Handling Third-Party Disclosure of Sensitive Customer Information

ACB urges the Agencies to allow financial institutions to determine their own course of action when a third party with whom no relationship exists is the source of compromised sensitive customer information. While the Guidelines focus on the unauthorized disclosure of customer information by a financial institution or any service provider engaged to process such data, the most significant breaches of sensitive customer information have been perpetrated against third parties with whom the institution has no relationship. For example, in February 2003, Data Processors International, a company that processes credit-card transactions, had its systems breached and saw computer criminals access the details of over 10 million credit and debit account numbers.

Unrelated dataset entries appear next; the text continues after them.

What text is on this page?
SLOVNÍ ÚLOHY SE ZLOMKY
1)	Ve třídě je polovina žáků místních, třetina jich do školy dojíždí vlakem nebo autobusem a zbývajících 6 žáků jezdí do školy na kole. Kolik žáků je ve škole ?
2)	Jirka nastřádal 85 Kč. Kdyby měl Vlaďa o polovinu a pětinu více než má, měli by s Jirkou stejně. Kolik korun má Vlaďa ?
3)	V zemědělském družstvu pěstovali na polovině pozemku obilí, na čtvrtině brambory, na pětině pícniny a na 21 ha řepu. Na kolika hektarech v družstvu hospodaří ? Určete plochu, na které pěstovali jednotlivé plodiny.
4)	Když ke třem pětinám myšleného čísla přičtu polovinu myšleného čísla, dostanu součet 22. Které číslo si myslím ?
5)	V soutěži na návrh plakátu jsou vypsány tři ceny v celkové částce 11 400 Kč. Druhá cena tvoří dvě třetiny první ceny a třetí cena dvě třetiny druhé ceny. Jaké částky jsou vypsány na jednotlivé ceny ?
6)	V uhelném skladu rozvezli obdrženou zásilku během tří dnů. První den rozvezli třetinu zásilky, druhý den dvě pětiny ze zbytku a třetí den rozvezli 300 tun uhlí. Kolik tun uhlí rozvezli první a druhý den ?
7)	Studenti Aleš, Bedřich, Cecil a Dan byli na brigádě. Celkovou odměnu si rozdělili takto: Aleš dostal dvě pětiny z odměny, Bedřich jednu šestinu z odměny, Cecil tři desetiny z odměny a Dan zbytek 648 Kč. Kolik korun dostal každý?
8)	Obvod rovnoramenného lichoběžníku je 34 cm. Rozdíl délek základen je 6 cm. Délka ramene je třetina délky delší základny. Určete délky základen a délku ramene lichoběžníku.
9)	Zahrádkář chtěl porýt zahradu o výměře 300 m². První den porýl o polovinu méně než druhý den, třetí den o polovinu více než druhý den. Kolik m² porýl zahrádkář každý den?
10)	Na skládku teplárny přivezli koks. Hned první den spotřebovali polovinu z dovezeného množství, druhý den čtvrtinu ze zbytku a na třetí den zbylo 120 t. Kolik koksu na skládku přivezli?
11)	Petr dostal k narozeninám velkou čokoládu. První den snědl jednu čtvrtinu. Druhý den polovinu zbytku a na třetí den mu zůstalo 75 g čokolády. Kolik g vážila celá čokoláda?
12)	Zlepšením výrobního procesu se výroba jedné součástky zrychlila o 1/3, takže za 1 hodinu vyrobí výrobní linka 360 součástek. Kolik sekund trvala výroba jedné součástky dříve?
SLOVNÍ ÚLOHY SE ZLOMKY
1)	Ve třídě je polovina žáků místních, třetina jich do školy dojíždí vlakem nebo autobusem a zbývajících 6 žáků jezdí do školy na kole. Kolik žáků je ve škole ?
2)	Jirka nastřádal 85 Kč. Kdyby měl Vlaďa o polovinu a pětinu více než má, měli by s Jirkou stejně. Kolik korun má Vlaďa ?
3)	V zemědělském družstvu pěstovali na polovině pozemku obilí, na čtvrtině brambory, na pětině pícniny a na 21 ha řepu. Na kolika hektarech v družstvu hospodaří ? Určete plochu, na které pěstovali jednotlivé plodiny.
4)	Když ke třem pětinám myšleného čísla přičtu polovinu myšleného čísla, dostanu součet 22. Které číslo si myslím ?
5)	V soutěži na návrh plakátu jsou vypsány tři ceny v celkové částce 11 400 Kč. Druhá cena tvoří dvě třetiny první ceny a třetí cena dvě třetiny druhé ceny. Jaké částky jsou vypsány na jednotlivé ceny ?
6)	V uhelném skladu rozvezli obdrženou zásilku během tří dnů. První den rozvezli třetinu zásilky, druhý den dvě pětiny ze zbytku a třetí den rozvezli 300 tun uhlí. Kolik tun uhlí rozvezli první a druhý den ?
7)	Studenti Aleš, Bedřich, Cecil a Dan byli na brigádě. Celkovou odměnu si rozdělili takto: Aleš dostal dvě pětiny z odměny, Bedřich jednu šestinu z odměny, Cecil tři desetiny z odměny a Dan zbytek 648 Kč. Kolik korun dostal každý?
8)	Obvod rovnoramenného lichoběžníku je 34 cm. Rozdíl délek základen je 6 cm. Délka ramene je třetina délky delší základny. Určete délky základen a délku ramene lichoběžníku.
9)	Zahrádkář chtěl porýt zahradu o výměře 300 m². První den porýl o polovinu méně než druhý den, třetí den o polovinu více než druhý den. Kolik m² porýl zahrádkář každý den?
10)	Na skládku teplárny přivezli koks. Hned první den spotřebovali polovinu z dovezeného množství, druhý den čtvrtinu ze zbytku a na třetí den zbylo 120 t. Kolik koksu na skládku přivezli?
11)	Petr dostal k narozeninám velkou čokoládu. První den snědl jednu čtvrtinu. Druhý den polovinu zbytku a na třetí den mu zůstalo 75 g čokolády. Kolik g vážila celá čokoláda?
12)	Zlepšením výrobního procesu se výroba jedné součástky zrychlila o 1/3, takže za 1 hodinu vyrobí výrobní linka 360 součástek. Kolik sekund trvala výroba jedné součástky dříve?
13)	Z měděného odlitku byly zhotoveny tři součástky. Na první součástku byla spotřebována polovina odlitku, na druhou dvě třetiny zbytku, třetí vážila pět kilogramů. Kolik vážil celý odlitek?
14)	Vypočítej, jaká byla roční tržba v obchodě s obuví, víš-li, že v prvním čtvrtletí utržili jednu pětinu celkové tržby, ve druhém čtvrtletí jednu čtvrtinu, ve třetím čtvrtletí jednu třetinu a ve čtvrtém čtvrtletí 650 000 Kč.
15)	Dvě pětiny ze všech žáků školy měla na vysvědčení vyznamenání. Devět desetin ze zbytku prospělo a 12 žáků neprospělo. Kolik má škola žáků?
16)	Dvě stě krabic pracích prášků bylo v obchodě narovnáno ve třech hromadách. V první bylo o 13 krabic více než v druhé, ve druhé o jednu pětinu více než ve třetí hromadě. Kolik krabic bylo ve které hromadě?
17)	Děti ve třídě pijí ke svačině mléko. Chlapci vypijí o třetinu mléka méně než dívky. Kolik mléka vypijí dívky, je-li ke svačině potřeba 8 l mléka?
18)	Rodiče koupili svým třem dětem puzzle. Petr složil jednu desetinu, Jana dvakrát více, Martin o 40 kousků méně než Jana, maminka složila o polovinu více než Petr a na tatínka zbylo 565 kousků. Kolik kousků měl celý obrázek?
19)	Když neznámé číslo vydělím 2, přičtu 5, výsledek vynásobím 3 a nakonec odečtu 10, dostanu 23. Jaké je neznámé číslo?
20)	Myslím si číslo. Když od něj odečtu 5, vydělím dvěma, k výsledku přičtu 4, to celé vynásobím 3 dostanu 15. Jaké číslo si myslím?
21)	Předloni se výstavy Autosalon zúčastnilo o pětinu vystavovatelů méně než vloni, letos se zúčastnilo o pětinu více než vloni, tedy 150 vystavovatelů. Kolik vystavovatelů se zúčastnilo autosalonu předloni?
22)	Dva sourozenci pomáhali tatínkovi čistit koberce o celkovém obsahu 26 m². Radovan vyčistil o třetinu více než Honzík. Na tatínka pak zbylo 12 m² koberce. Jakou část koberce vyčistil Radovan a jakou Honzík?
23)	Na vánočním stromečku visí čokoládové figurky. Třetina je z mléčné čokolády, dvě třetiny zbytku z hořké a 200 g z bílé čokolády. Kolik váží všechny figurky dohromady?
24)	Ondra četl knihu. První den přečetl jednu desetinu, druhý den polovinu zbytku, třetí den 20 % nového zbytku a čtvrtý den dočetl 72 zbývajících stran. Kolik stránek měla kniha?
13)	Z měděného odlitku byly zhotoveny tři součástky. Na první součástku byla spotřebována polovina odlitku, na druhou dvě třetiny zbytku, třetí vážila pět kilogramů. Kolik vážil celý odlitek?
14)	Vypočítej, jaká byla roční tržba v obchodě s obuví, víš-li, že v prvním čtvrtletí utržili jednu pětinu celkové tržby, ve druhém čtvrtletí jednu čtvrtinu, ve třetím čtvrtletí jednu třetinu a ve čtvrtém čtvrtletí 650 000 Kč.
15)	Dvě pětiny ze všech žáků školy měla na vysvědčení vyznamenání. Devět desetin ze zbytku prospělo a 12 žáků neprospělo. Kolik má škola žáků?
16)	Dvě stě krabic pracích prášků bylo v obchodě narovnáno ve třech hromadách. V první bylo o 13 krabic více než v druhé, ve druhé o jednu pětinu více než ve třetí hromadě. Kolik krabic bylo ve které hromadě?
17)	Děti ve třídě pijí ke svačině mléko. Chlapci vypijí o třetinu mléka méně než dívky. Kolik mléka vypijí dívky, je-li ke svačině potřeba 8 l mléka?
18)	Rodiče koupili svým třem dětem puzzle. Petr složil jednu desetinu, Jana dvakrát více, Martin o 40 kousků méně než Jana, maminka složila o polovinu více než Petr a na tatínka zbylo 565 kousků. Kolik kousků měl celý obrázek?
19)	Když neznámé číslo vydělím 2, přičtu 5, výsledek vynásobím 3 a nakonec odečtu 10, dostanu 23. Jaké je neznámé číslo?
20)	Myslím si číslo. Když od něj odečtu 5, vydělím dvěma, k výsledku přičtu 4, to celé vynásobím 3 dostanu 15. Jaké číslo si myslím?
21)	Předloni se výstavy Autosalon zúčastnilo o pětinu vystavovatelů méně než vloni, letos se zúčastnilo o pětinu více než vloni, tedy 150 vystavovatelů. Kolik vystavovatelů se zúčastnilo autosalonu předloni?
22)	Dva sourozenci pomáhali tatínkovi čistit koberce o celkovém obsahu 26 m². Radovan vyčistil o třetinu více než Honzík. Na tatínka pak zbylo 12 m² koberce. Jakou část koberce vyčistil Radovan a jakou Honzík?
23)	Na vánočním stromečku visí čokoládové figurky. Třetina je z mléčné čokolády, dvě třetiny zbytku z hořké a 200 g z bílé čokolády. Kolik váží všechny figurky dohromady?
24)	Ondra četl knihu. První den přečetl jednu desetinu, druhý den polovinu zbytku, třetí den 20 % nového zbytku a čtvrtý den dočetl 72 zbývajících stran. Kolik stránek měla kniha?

Financial institutions whose customers where affected were notified by the credit card companies shortly after the breach and left to decide on their own what action was appropriate in terms of notifying customers and reissuing credit/debit cards. While to date there has been no reported fraudulent activity relating to any of the affected cards, institutions were left with the task of communicating the breach to their customers and managing the risk associated of an incident they had nothing to do with. In these circumstances, the customer may be notified by multiple entities about this type of breach. Institutions should have the flexibility to determine the most appropriate course of action to protect the customer and mitigate loss.

Conclusion

ACB supports the intent of the Agencies to ensure that financial institutions are adequately prepared to deal with unauthorized access to customer information. We stand ready to work with the Agencies to ensure that the Guidelines are effective without being unduly burdensome or unnecessarily creating customer anxiety or indifference. Thank you for the opportunity to comment on this important matter.

Sincerely,

Charlotte M. Bahin
Senior Vice President
Regulatory Affairs
America's Community Bankers

______________________________________
 

[1] ACB represents the nation's community banks.  ACB members, whose aggregate assets total more than $1 trillion, pursue progressive, entrepreneurial and service-oriented strategies in providing financial services to benefit their customers and communities.
[2] 68 Fed. Reg. 47954 (August 12, 2003).
[3] 66 Fed. Reg. 8615 (February 1, 2001).
[4] Pub. L. No. 106-102, Title V, Section 501(b) (November 12, 1999).
[5] 12 CFR Parts 40 (OCC); 208 (FRB); 308 (FDIC); 568 (OTS) Appendix III.C.1.g.
[6] 68 Fed. Reg. 47958 (August 12, 2003).
[7] 66 Fed. Reg. 8639 (February 1, 2001).
[8] California Civil Code § 1798.29.
[9] Financial Crimes Enforcement Network; Suspicious Activity Report Instructions (July 2003).
[10] Financial Crimes Enforcement Network; SAR Activity Review, Trends Tips, and Issues (June 2001).
[11] California Civil Code § 1798.29(c).
[12] 68 Fed. Reg. 47955 Section I (August 12, 2003).